Comments Page - xAI's 100k GPUs data center in Memphis is up and running

« Back xAI's 100k GPUs data center in Memphis is up and runningsemafor.comSubmitted by mfiguiere 2 days ago

_davide_ a day ago
I'm waiting for AI bubble to burst to buy some of those at the fraction of the price :)
melodyogonna 2 days ago
This is interesting, I thought the data center came online weeks ago
blackeyeblitzar 2 days ago
I assume there are others already running 100k GPU training clusters already, but this article claims xAI’s Colossus is the most powerful computer ever built, and that no other company has been able to connect this many GPUs together due to networking limitations. But haven’t there been other companies who’ve purchased more GPUs?
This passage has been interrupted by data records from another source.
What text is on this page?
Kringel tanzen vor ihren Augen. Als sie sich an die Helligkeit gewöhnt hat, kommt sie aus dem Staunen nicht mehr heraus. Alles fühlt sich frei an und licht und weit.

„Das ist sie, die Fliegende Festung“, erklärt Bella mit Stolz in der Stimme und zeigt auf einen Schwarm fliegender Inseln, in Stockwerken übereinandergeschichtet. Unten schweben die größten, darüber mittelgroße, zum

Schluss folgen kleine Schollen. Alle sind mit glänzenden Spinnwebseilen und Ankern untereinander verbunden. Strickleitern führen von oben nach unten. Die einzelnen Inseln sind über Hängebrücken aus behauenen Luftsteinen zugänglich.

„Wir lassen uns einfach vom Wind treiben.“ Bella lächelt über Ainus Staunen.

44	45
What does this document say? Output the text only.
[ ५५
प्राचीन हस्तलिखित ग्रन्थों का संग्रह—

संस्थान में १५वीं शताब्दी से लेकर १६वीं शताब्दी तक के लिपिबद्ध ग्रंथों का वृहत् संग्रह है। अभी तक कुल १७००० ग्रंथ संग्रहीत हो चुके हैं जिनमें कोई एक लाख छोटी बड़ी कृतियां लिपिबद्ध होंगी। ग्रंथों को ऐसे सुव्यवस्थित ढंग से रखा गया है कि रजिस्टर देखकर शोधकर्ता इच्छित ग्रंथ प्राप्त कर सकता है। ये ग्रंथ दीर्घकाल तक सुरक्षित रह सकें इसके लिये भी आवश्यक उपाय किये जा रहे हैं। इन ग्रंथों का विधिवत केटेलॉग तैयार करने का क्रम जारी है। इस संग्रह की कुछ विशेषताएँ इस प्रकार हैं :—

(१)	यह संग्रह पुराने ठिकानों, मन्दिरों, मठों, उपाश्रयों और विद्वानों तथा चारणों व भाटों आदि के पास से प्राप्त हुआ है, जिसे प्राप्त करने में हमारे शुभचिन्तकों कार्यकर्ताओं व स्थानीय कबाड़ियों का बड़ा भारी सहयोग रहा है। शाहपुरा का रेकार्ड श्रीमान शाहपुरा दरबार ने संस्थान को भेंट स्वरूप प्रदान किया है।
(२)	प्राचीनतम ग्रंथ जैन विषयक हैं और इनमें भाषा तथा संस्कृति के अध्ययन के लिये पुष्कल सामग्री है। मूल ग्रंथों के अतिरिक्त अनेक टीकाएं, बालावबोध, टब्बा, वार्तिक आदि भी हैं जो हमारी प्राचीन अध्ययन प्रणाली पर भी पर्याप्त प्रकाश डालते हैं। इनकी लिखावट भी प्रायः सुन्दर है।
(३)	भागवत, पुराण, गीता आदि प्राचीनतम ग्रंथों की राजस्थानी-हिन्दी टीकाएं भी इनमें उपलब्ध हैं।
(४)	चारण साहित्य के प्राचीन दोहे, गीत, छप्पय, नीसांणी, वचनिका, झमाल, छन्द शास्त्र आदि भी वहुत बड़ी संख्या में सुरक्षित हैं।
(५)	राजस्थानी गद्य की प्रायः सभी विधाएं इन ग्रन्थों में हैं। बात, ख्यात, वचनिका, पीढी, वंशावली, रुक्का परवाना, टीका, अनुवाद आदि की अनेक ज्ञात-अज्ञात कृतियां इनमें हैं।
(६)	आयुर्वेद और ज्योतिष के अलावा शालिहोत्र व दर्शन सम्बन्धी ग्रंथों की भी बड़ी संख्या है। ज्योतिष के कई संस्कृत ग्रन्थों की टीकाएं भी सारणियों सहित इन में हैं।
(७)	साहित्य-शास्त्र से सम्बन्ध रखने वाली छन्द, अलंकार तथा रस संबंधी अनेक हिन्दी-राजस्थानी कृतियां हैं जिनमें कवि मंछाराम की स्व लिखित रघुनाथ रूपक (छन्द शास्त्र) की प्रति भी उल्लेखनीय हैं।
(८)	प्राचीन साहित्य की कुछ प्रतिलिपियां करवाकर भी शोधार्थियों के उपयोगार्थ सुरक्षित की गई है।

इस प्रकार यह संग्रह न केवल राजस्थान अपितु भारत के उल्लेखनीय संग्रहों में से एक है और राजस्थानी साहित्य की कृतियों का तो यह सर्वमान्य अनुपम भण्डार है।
Are they simply running them as smaller separate clusters?
- xemdetia a day ago
  Smaller clusters are common because it depends on what you are trying to accomplish. It's the same problem as any distributed system- going wider with a map only works if you can perform a timely reduce. With checkpointing you run into things like network storage being too slow and so on. There's also the fact you might want to work on/with many models and what you want to do for production (inference) is different than what you try to accomplish in development (training).
- michelb a day ago
  I think Meta’s cluster will be slightly larger than 100k next month, scaling to 350k by end of year. And double of that sometime next year. According to their info.
  turingfeel a day ago
  I haven’t seen any info on those being in a single cluster. They seem to just be referring to total GPUs. It’s currently almost impossible to create a single cluster of GPUs that size.
  michelb 2 hours ago
  Ah correct! It seemed weird to me they would have that figured out while others have not.